Jonathan Berger in collaboration with
Eric Angus, Anonymous, Syed majid Ali, BODE, Carbondale Clay Studio, James Castle, Comme des Garçons, Cara Croninger, Damien Davis, Vaginal Davis, Dirt Floor Studios, The Eames Office, Etienne Feijns, Glenwood Springs Mountain Valley Weavers, Green River Project, Alisa Grifo, Lee Hale, Trygve Harris/Enfleurage, Hornvarefabrikken, Hustle Forward, Peter Ivy, Reina Katzenberger, Sister Corita Kent, KIOSK, Kite House Magoji, Katrina Lapenne, Leekan Designs, Little Rickie, Mamo, Yuki Matsuo, Ross Menuez/Salvor, Modern West Florals Co, Ted Muehling, Isamu Noguchi, Mr.Okumura, Meri Rachna, Ramdasha, Phillip Retzsky, Marco Romeny, Betty Roytburd, Paula Rubenstein, Rue St. Denis, Sabbathday Lake Shakers, Dean Sameshima, Peter Schumann, Biba Schutz, Pierfrancesco Solimene, Michael Stipe, Trae Story, Ting’s Giftshop, Julie Tolentino, Walter Van Beirendonck, Various Projects, Ko Verzuu, Jonathan Williams, and Yamabikoya.
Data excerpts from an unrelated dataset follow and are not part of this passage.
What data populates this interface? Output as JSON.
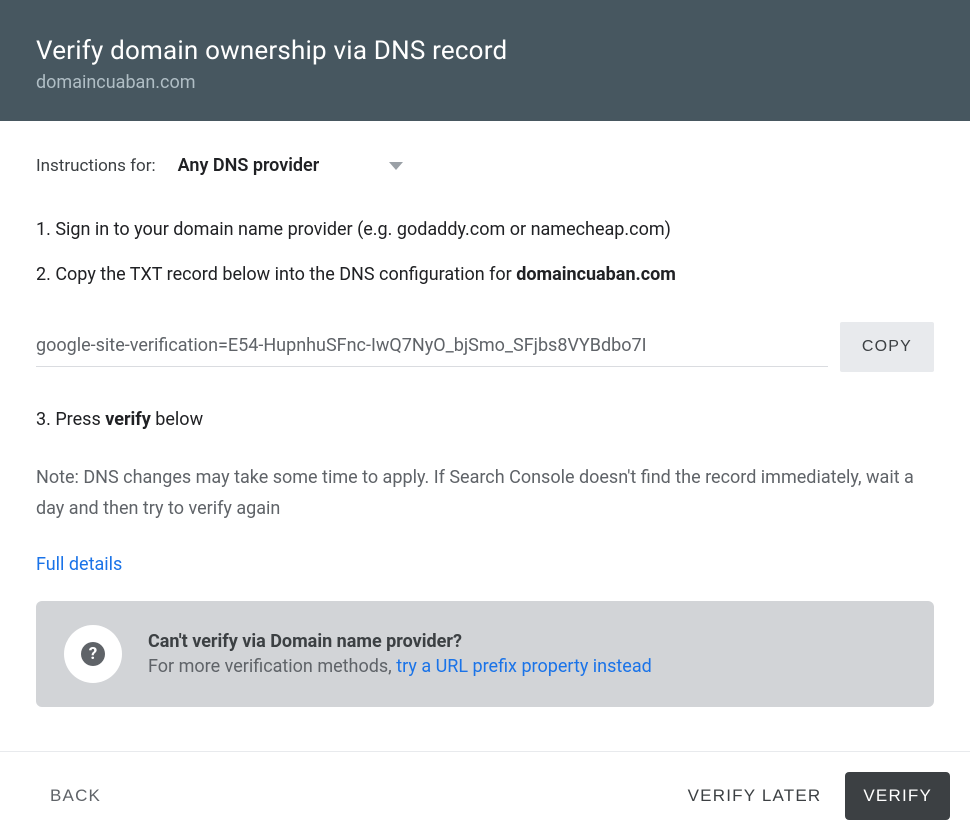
{
  "header": {
    "title": "Verify domain ownership via DNS record",
    "subtitle": "domaincuaban.com"
  },
  "instructions": {
    "label": "Instructions for:",
    "selected_provider": "Any DNS provider"
  },
  "steps": {
    "step1": "1. Sign in to your domain name provider (e.g. godaddy.com or namecheap.com)",
    "step2_prefix": "2. Copy the TXT record below into the DNS configuration for ",
    "step2_domain": "domaincuaban.com",
    "step3_prefix": "3. Press ",
    "step3_bold": "verify",
    "step3_suffix": " below"
  },
  "txt_record": {
    "value": "google-site-verification=E54-HupnhuSFnc-IwQ7NyO_bjSmo_SFjbs8VYBdbo7I",
    "copy_label": "COPY"
  },
  "note": "Note: DNS changes may take some time to apply. If Search Console doesn't find the record immediately, wait a day and then try to verify again",
  "full_details_label": "Full details",
  "alt_box": {
    "title": "Can't verify via Domain name provider?",
    "body_prefix": "For more verification methods, ",
    "link": "try a URL prefix property instead"
  },
  "footer": {
    "back_label": "BACK",
    "verify_later_label": "VERIFY LATER",
    "verify_label": "VERIFY"
  }
}
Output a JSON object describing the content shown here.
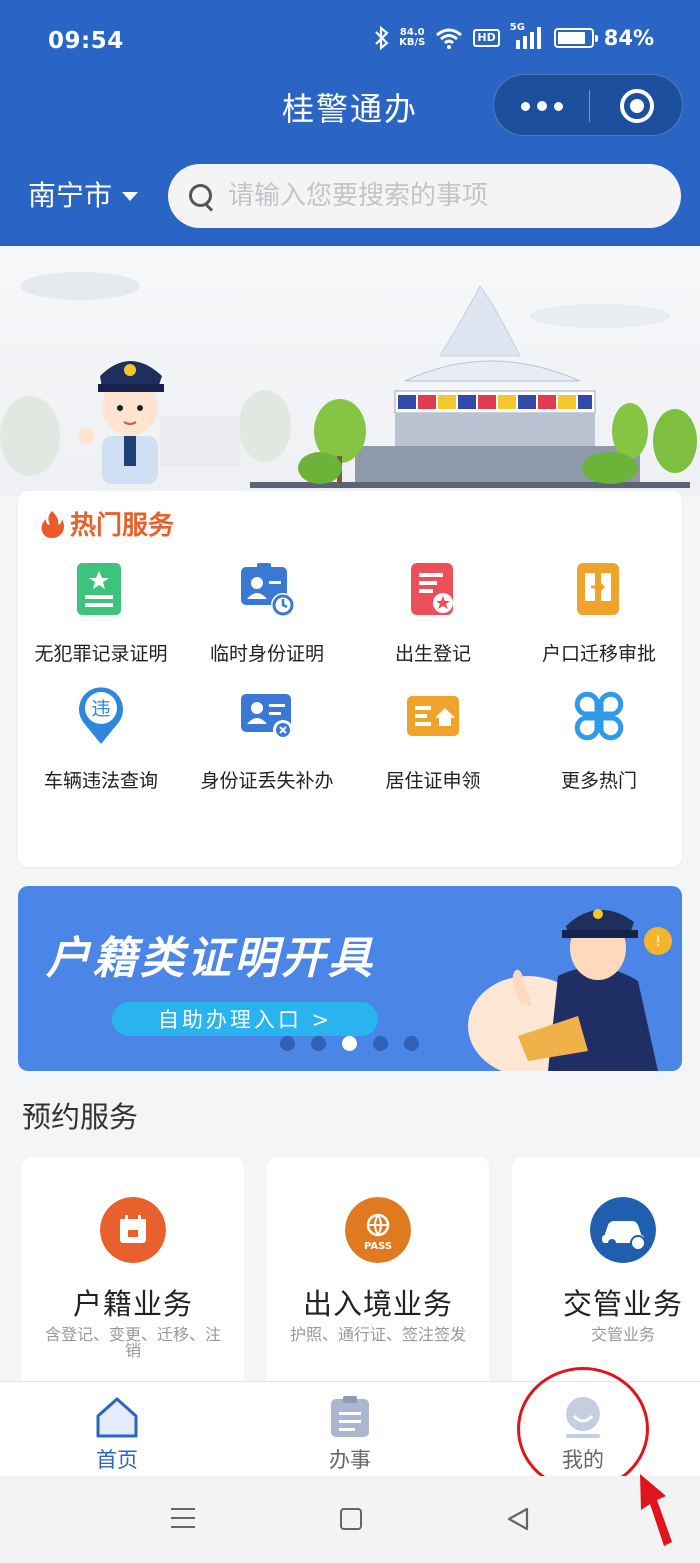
{
  "status_bar": {
    "time": "09:54",
    "net_speed_value": "84.0",
    "net_speed_unit": "KB/S",
    "hd": "HD",
    "network": "5G",
    "battery_text": "84%",
    "battery_level": 0.84
  },
  "header": {
    "title": "桂警通办",
    "city": "南宁市",
    "search_placeholder": "请输入您要搜索的事项"
  },
  "hot_services": {
    "title": "热门服务",
    "items": [
      {
        "label": "无犯罪记录证明",
        "icon": "certificate-star-icon",
        "color": "#3ec37d"
      },
      {
        "label": "临时身份证明",
        "icon": "temp-id-card-icon",
        "color": "#3a78d6"
      },
      {
        "label": "出生登记",
        "icon": "birth-register-icon",
        "color": "#ec4f5a"
      },
      {
        "label": "户口迁移审批",
        "icon": "household-transfer-icon",
        "color": "#f0a32b"
      },
      {
        "label": "车辆违法查询",
        "icon": "violation-location-icon",
        "color": "#2e86de"
      },
      {
        "label": "身份证丢失补办",
        "icon": "id-card-reissue-icon",
        "color": "#3a78d6"
      },
      {
        "label": "居住证申领",
        "icon": "residence-permit-icon",
        "color": "#f0a32b"
      },
      {
        "label": "更多热门",
        "icon": "more-grid-icon",
        "color": "#2e9ae8"
      }
    ]
  },
  "promo_banner": {
    "title": "户籍类证明开具",
    "button": "自助办理入口 >",
    "slide_count": 5,
    "active_slide": 3
  },
  "appointment": {
    "title": "预约服务",
    "cards": [
      {
        "name": "户籍业务",
        "desc": "含登记、变更、迁移、注销",
        "icon": "household-calendar-icon",
        "color": "#e8612c"
      },
      {
        "name": "出入境业务",
        "desc": "护照、通行证、签注签发",
        "icon": "passport-icon",
        "color": "#e07a1f"
      },
      {
        "name": "交管业务",
        "desc": "交管业务",
        "icon": "car-icon",
        "color": "#1f5fad"
      }
    ]
  },
  "tab_bar": {
    "tabs": [
      {
        "label": "首页",
        "icon": "home-icon",
        "active": true
      },
      {
        "label": "办事",
        "icon": "clipboard-icon",
        "active": false
      },
      {
        "label": "我的",
        "icon": "user-icon",
        "active": false
      }
    ]
  },
  "colors": {
    "header_bg": "#2a65c6",
    "accent_orange": "#e8612c",
    "annotation_red": "#e0141c"
  }
}
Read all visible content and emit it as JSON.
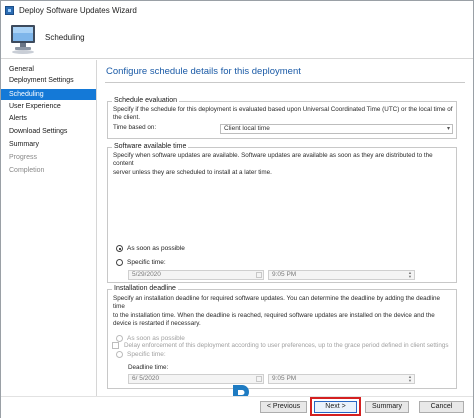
{
  "window": {
    "title": "Deploy Software Updates Wizard"
  },
  "banner": {
    "title": "Scheduling",
    "icon": "computer-monitor-icon"
  },
  "nav": {
    "items": [
      {
        "label": "General",
        "state": "normal"
      },
      {
        "label": "Deployment Settings",
        "state": "normal"
      },
      {
        "label": "Scheduling",
        "state": "active"
      },
      {
        "label": "User Experience",
        "state": "normal"
      },
      {
        "label": "Alerts",
        "state": "normal"
      },
      {
        "label": "Download Settings",
        "state": "normal"
      },
      {
        "label": "Summary",
        "state": "normal"
      },
      {
        "label": "Progress",
        "state": "disabled"
      },
      {
        "label": "Completion",
        "state": "disabled"
      }
    ]
  },
  "content": {
    "title": "Configure schedule details for this deployment",
    "evaluation": {
      "legend": "Schedule evaluation",
      "description_line1": "Specify if the schedule for this deployment is evaluated based upon Universal Coordinated Time (UTC) or the local time of",
      "description_line2": "the client.",
      "time_based_label": "Time based on:",
      "time_based_value": "Client local time"
    },
    "available": {
      "legend": "Software available time",
      "description_line1": "Specify when software updates are available. Software updates are available as soon as they are distributed to the content",
      "description_line2": "server unless they are scheduled to install at a later time.",
      "asap_label": "As soon as possible",
      "specific_label": "Specific time:",
      "date_value": "5/29/2020",
      "time_value": "9:05 PM"
    },
    "deadline": {
      "legend": "Installation deadline",
      "description_line1": "Specify an installation deadline for required software updates. You can determine the deadline by adding the deadline time",
      "description_line2": "to the installation time. When the deadline is reached, required software updates are installed on the device and the",
      "description_line3": "device is restarted if necessary.",
      "asap_label": "As soon as possible",
      "specific_label": "Specific time:",
      "deadline_time_label": "Deadline time:",
      "date_value": "6/  5/2020",
      "time_value": "9:05 PM"
    },
    "delay_checkbox_label": "Delay enforcement of this deployment according to user preferences, up to the grace period defined in client settings"
  },
  "footer": {
    "previous_label": "< Previous",
    "next_label": "Next >",
    "summary_label": "Summary",
    "cancel_label": "Cancel"
  },
  "colors": {
    "accent": "#1479d7",
    "title_blue": "#1a5aa6",
    "highlight_red": "#d42020"
  }
}
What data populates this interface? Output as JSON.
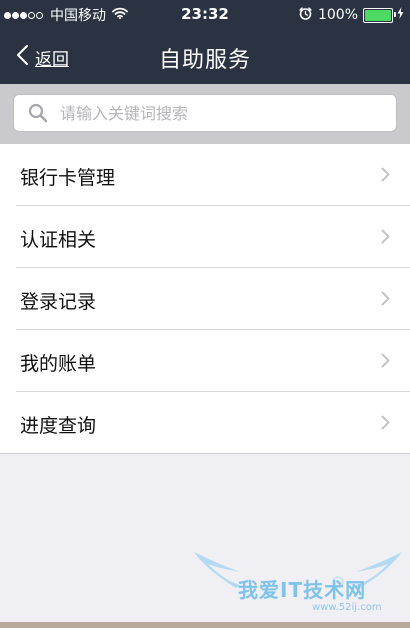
{
  "status_bar": {
    "signal": {
      "filled": 3,
      "total": 5
    },
    "carrier": "中国移动",
    "time": "23:32",
    "battery_percent": "100%",
    "battery_level": 1.0,
    "icons": [
      "signal-dots",
      "wifi-icon",
      "alarm-icon",
      "battery-icon",
      "charging-icon"
    ]
  },
  "nav": {
    "back_label": "返回",
    "title": "自助服务"
  },
  "search": {
    "placeholder": "请输入关键词搜索"
  },
  "menu": {
    "items": [
      {
        "label": "银行卡管理"
      },
      {
        "label": "认证相关"
      },
      {
        "label": "登录记录"
      },
      {
        "label": "我的账单"
      },
      {
        "label": "进度查询"
      }
    ]
  },
  "watermark": {
    "text": "我爱IT技术网",
    "url": "www.52ij.com"
  },
  "colors": {
    "nav_background": "#2b3343",
    "search_area_background": "#c9c9ce",
    "page_background": "#efeff4",
    "battery_green": "#4cd964",
    "watermark_blue": "#7fc2ea"
  }
}
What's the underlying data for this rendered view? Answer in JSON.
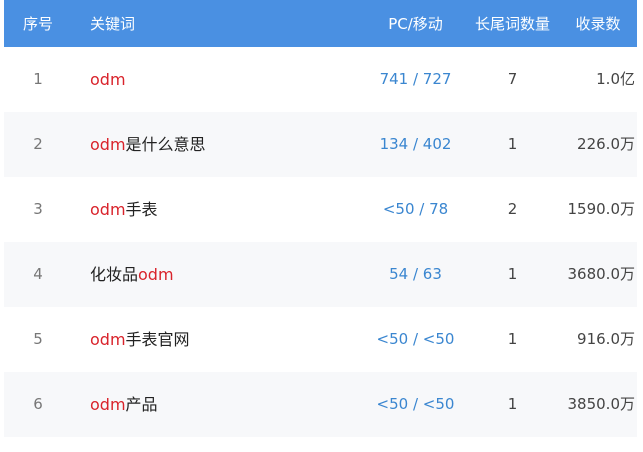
{
  "header": {
    "idx": "序号",
    "keyword": "关键词",
    "pc_mobile": "PC/移动",
    "longtail": "长尾词数量",
    "indexed": "收录数"
  },
  "colors": {
    "header_bg": "#4a90e2",
    "keyword_highlight": "#d9232b",
    "link_blue": "#3a86d0",
    "alt_row": "#f7f8fa"
  },
  "rows": [
    {
      "idx": "1",
      "kw_pre": "",
      "kw_hl": "odm",
      "kw_post": "",
      "pc_mobile": "741 / 727",
      "longtail": "7",
      "indexed": "1.0亿"
    },
    {
      "idx": "2",
      "kw_pre": "",
      "kw_hl": "odm",
      "kw_post": "是什么意思",
      "pc_mobile": "134 / 402",
      "longtail": "1",
      "indexed": "226.0万"
    },
    {
      "idx": "3",
      "kw_pre": "",
      "kw_hl": "odm",
      "kw_post": "手表",
      "pc_mobile": "<50 / 78",
      "longtail": "2",
      "indexed": "1590.0万"
    },
    {
      "idx": "4",
      "kw_pre": "化妆品",
      "kw_hl": "odm",
      "kw_post": "",
      "pc_mobile": "54 / 63",
      "longtail": "1",
      "indexed": "3680.0万"
    },
    {
      "idx": "5",
      "kw_pre": "",
      "kw_hl": "odm",
      "kw_post": "手表官网",
      "pc_mobile": "<50 / <50",
      "longtail": "1",
      "indexed": "916.0万"
    },
    {
      "idx": "6",
      "kw_pre": "",
      "kw_hl": "odm",
      "kw_post": "产品",
      "pc_mobile": "<50 / <50",
      "longtail": "1",
      "indexed": "3850.0万"
    }
  ]
}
Mythology, Craft Caravan, Mandrake, Shack, CRYSTALS, Leekan Designs, Dullsville, Metal and Thread, and Mie Cin—stores that once or continue to operate in New York City over the past 50 plus years—have also informed the development of Berger’s project. Despite their different wares and clientele, these stores shared deeply personal expressions of self on the part of their proprietors, as well as unique specialization of endeavor.